Foto der Gesteinsplatte mit dem fast vollständig erhaltenen Skelett eines Langobardisaurus pandolfii. Man beachte, dass der Schädel rechts der Wirbelsäule liegt, d.h. der Hals des Reptils ist im Gegenuhrzeigersinn gedreht. Die dunklen Bereiche sind Abdrücke von fossilen Blättern, die das Skelett z.T. bedecken. © Silvio Renesto


„Durch einen glücklichen Zufall kamen wir am Institut für Geologie der Universität Innsbruck vor wenigen Jahren in den Besitz zweier Fossilstücke aus Seefeld. Diese wurden vor etwa 25 Jahren von einem Sammler, der anonym bleiben möchte, gefunden und lagerten seither in seiner Privatsammlung in Innsbruck“, berichtet Spötl. Neben dem Rückenteil eines gut erhaltenen Fisches zog ein zweites schwer zu erkennendes, knöchernes Fossil, die Aufmerksamkeit der Wissenschaftler auf sich. „Da es in Österreich keine Fachleute für die Bestimmung derartiger Tierfossilien gibt, nahmen wir mit Experten in Oberitalien Kontakt auf. Diese kamen mehrfach nach Innsbruck, um das seltsame Fossil genau zu studieren und zu vermessen “, so der Geologe. Kürzlich erschien nun die Auswertung dieser Studie (Saller, Renesto & Dalla Vecchia, 2013) und das Ergebnis ist eine paläontologische Sensation: „Bei diesem unscheinbaren Fossil handelt es sich um ein fast vollständiges Skelett eines kleinen Reptils aus der Gruppe der Protorosaurier mit dem wissenschaftlichen Namen Langobardisaurus pandolfii“, zeigt sich Christoph Spötl begeistert. Diese Reptilien zeichneten sich durch einen stark verlängerten Hals sowie durch einen langen Schwanz aus. Es gab weltweit bisher nur vier Exemplare dieser Art, die in der Lombardei und Friaul in ähnlichen dunklen, bitumen-reichen Schichten wie in Seefeld gefunden wurden. Das Seefelder Exemplar, das fünfte im Bunde, gehört zu den am besten erhaltenen. Interessantes Detail: Bei genauer Betrachtung erkennt man, dass das Seefelder Reptil von länglichen Blättern bedeckt ist, die offenbar zusammen mit dem Tier im Faulschlamm eingebettet wurden und so als Fossilien erhalten blieben.

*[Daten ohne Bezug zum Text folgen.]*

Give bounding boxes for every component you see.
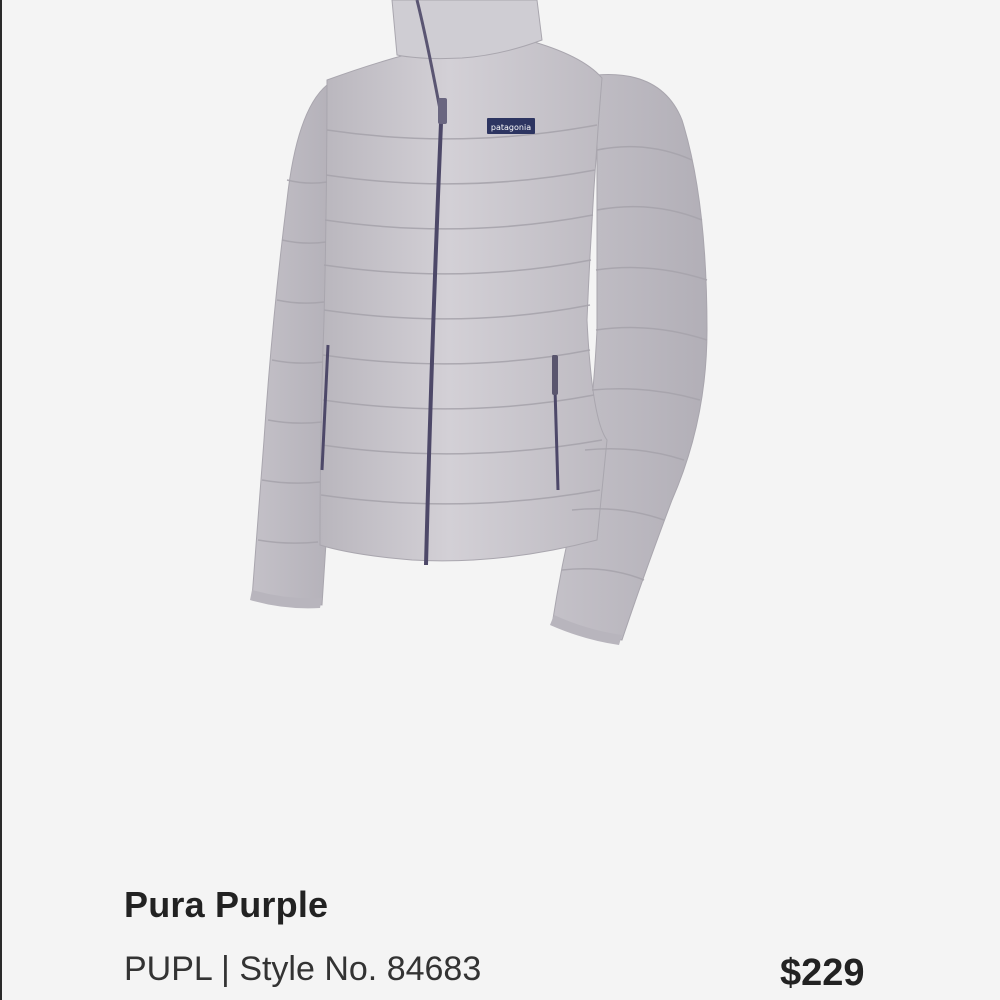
style-number: Style No. 84683 xyxy=(239,950,482,988)
product-color-name: Pura Purple xyxy=(124,884,329,925)
product-detail-page: patagonia Pura Purple PUPL | Style No. 8… xyxy=(0,0,1000,1000)
product-price: $229 xyxy=(780,952,865,994)
svg-text:patagonia: patagonia xyxy=(491,123,531,132)
jacket-illustration: patagonia xyxy=(250,0,708,645)
zipper-pull xyxy=(438,98,447,124)
color-code: PUPL xyxy=(124,950,212,988)
product-image[interactable]: patagonia xyxy=(202,0,762,660)
jacket-body xyxy=(319,39,608,562)
separator: | xyxy=(221,950,230,988)
patagonia-logo: patagonia xyxy=(487,118,535,134)
product-style-info: PUPL | Style No. 84683 xyxy=(124,950,481,989)
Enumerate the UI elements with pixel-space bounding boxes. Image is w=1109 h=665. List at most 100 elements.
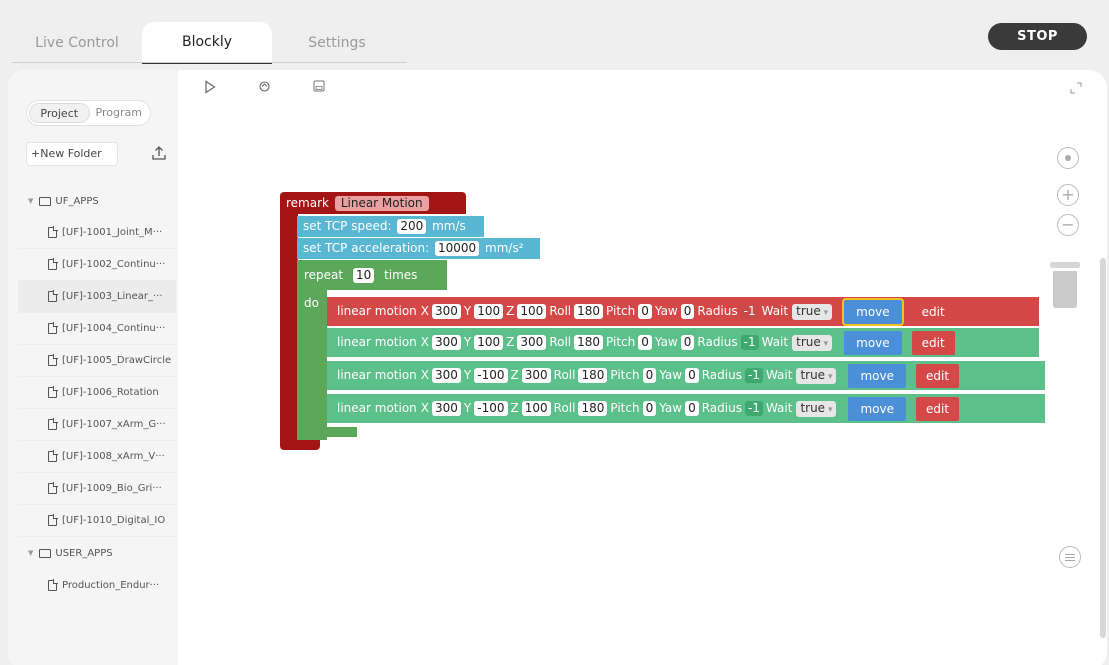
file-label: [UF]-1010_Digital_IO <box>62 515 166 526</box>
upload-icon[interactable] <box>150 144 168 162</box>
edit-button[interactable]: edit <box>915 363 960 388</box>
roll-field[interactable]: 180 <box>578 368 608 383</box>
move-button[interactable]: move <box>848 396 906 421</box>
file-item[interactable]: [UF]-1008_xArm_V··· <box>18 441 176 473</box>
folder-user-apps[interactable]: ▼ USER_APPS <box>18 537 176 569</box>
y-field[interactable]: -100 <box>474 401 508 416</box>
repeat-block[interactable]: repeat 10 times <box>297 260 447 290</box>
roll-field[interactable]: 180 <box>578 401 608 416</box>
pitch-field[interactable]: 0 <box>638 304 652 319</box>
set-tcp-speed-block[interactable]: set TCP speed: 200 mm/s <box>297 216 484 237</box>
radius-field[interactable]: -1 <box>740 304 759 319</box>
linear-motion-block-2[interactable]: linear motion X 300 Y 100 Z 300 Roll 180 Pit… <box>327 328 1039 357</box>
file-item[interactable]: [UF]-1010_Digital_IO <box>18 505 176 537</box>
pitch-field[interactable]: 0 <box>642 401 657 416</box>
file-item[interactable]: [UF]-1004_Continu··· <box>18 313 176 345</box>
file-icon <box>48 386 58 398</box>
radius-field[interactable]: -1 <box>740 335 759 350</box>
x-field[interactable]: 300 <box>432 401 461 416</box>
repeat-count-field[interactable]: 10 <box>352 268 375 283</box>
linear-motion-row: linear motion X 300 Y -100 Z 300 Roll 180 Pi… <box>327 361 1045 390</box>
wait-dropdown[interactable]: true <box>796 400 837 417</box>
y-field[interactable]: 100 <box>474 304 504 319</box>
move-button[interactable]: move <box>844 299 902 324</box>
file-item[interactable]: [UF]-1006_Rotation <box>18 377 176 409</box>
pitch-field[interactable]: 0 <box>638 335 652 350</box>
remark-text-field[interactable]: Linear Motion <box>334 196 429 211</box>
tab-settings[interactable]: Settings <box>272 22 402 64</box>
yaw-field[interactable]: 0 <box>685 368 699 383</box>
folder-icon <box>39 196 52 206</box>
x-field[interactable]: 300 <box>432 304 461 319</box>
move-button[interactable]: move <box>844 330 902 355</box>
wait-dropdown[interactable]: true <box>792 303 833 320</box>
file-item[interactable]: [UF]-1009_Bio_Gri··· <box>18 473 176 505</box>
folder-label: USER_APPS <box>55 547 113 559</box>
tab-live-control[interactable]: Live Control <box>12 22 142 64</box>
file-item[interactable]: [UF]-1007_xArm_G··· <box>18 409 176 441</box>
move-button[interactable]: move <box>848 363 906 388</box>
file-item[interactable]: [UF]-1002_Continu··· <box>18 249 176 281</box>
linear-motion-block-1[interactable]: linear motion X 300 Y 100 Z 100 Roll 180 Pit… <box>327 297 1039 326</box>
yaw-field[interactable]: 0 <box>680 304 695 319</box>
segment-program[interactable]: Program <box>90 103 149 123</box>
z-field[interactable]: 300 <box>521 368 551 383</box>
z-label: Z <box>506 335 515 349</box>
save-icon[interactable] <box>313 80 325 92</box>
expand-icon[interactable] <box>1070 82 1082 94</box>
edit-button[interactable]: edit <box>911 299 955 324</box>
tcp-speed-field[interactable]: 200 <box>397 219 427 234</box>
tcp-accel-field[interactable]: 10000 <box>435 241 480 256</box>
y-field[interactable]: 100 <box>474 335 504 350</box>
stop-button[interactable]: STOP <box>988 23 1087 50</box>
folder-uf-apps[interactable]: ▼ UF_APPS <box>18 185 176 217</box>
segment-project[interactable]: Project <box>29 103 90 123</box>
remark-block[interactable]: remark Linear Motion <box>280 192 466 214</box>
radius-field[interactable]: -1 <box>744 368 763 383</box>
file-item-selected[interactable]: [UF]-1003_Linear_··· <box>18 281 176 313</box>
file-item[interactable]: [UF]-1005_DrawCircle <box>18 345 176 377</box>
edit-button[interactable]: edit <box>911 330 955 355</box>
set-tcp-acceleration-block[interactable]: set TCP acceleration: 10000 mm/s² <box>297 238 540 259</box>
y-field[interactable]: -100 <box>474 368 508 383</box>
new-folder-button[interactable]: +New Folder <box>26 142 118 166</box>
linear-motion-block-4[interactable]: linear motion X 300 Y -100 Z 100 Roll 180 Pi… <box>327 394 1045 423</box>
roll-field[interactable]: 180 <box>574 304 604 319</box>
wait-dropdown[interactable]: true <box>792 334 833 351</box>
x-field[interactable]: 300 <box>432 368 461 383</box>
file-icon <box>48 418 58 430</box>
play-icon[interactable] <box>204 80 216 94</box>
wait-label: Wait <box>761 304 789 318</box>
wait-label: Wait <box>765 401 793 415</box>
yaw-field[interactable]: 0 <box>680 335 695 350</box>
yaw-field[interactable]: 0 <box>685 401 699 416</box>
list-icon[interactable] <box>1059 546 1081 568</box>
file-item[interactable]: Production_Endur··· <box>18 569 176 601</box>
file-icon <box>48 450 58 462</box>
linear-motion-block-3[interactable]: linear motion X 300 Y -100 Z 300 Roll 180 Pi… <box>327 361 1045 390</box>
tcp-accel-label: set TCP acceleration: <box>303 241 430 255</box>
zoom-out-icon[interactable]: − <box>1057 214 1079 236</box>
linear-motion-row: linear motion X 300 Y 100 Z 300 Roll 180 Pit… <box>327 328 1039 357</box>
tcp-speed-unit: mm/s <box>432 219 466 233</box>
z-field[interactable]: 300 <box>517 335 547 350</box>
repeat-suffix: times <box>384 268 418 282</box>
project-sidebar: Project Program +New Folder ▼ UF_APPS [U… <box>8 70 178 665</box>
tab-blockly[interactable]: Blockly <box>142 22 272 64</box>
z-field[interactable]: 100 <box>517 304 547 319</box>
edit-button[interactable]: edit <box>915 396 960 421</box>
z-field[interactable]: 100 <box>521 401 551 416</box>
trash-icon[interactable] <box>1050 262 1080 308</box>
file-item[interactable]: [UF]-1001_Joint_M··· <box>18 217 176 249</box>
sync-icon[interactable] <box>258 80 271 93</box>
pitch-field[interactable]: 0 <box>642 368 657 383</box>
roll-field[interactable]: 180 <box>574 335 604 350</box>
target-icon[interactable] <box>1057 147 1079 169</box>
motion-name: linear motion <box>337 304 417 318</box>
radius-field[interactable]: -1 <box>744 401 763 416</box>
x-field[interactable]: 300 <box>432 335 461 350</box>
zoom-in-icon[interactable]: + <box>1057 184 1079 206</box>
wait-dropdown[interactable]: true <box>796 367 837 384</box>
file-label: Production_Endur··· <box>62 579 160 591</box>
workspace-scrollbar[interactable] <box>1100 258 1106 638</box>
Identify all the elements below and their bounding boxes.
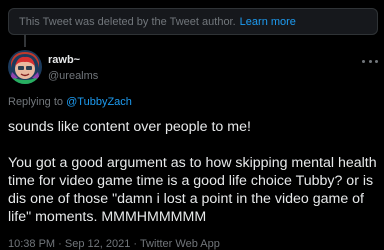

Langobardisaurus gehörte zu einer Gruppe von sogenannten archosauromorphen Diapsiden, die in der Oberen Trias, also bald nach der Bildung der Seefelder Ölschiefer, ausgestorben sind. Er erreichte eine Länge von etwa einem halben Meter, wovon die Hälfte auf den Schwanz entfiel. Das Seefelder Exemplar weist eine Länge von etwa 25 cm auf und dürfte daher ein jugendliches Exemplar gewesen sein. Über die Lebensweise dieser Gattung ist nur so viel bekannt, dass sie sowohl auf vier Füßen laufen konnten, als auch auf den beiden Hinterbeinen. Entfernte Verwandte dieser Reptilien sind u.a. die Leguane und in Bezug auf die Bewegungsweise dürfte die Kragenechse (Chlamydosaurus kingii), die heute in Australien lebt, Langobardisaurus am nächsten kommen. Sie kann sich sehr schnell aufrecht auf den Hinterbeinen rennend fortbewegen. Langobardisaurus besaß jedoch keinen aufstellbaren Kragen wie die australische Echse.

Welche Nahrung Langobardisaurus zu sich nahm, ist noch unbekannt. Sein Mageninhalt gab dazu keinen Aufschluss. Vermutlich waren diese Reptilien Pflanzenfresser; sein kräftig ausgebildetes Unterkiefer könnte aber auch ein Hinweis sein, dass er in der Lage war, harte Nahrung aufzubrechen, wie beispielsweise Muscheln. Untersuchungen dazu laufen.

Die Untersuchungen am Seefelder Fossil führte Prof. Silvio Renesto (Department of Structural and Functional Biology, Università degli Studi dell' Insubria, Varese) zusammen mit seinem Doktoranden Franco Saller (Dipartimento di Scienze della Terra e Geologico-Ambientali, Università degli Studi di Bologna) und Dr. Fabio M. Dalla Vecchia (Institut Català de Paleontologia Miquel Crusafont, Sabadell, Spanien) durch.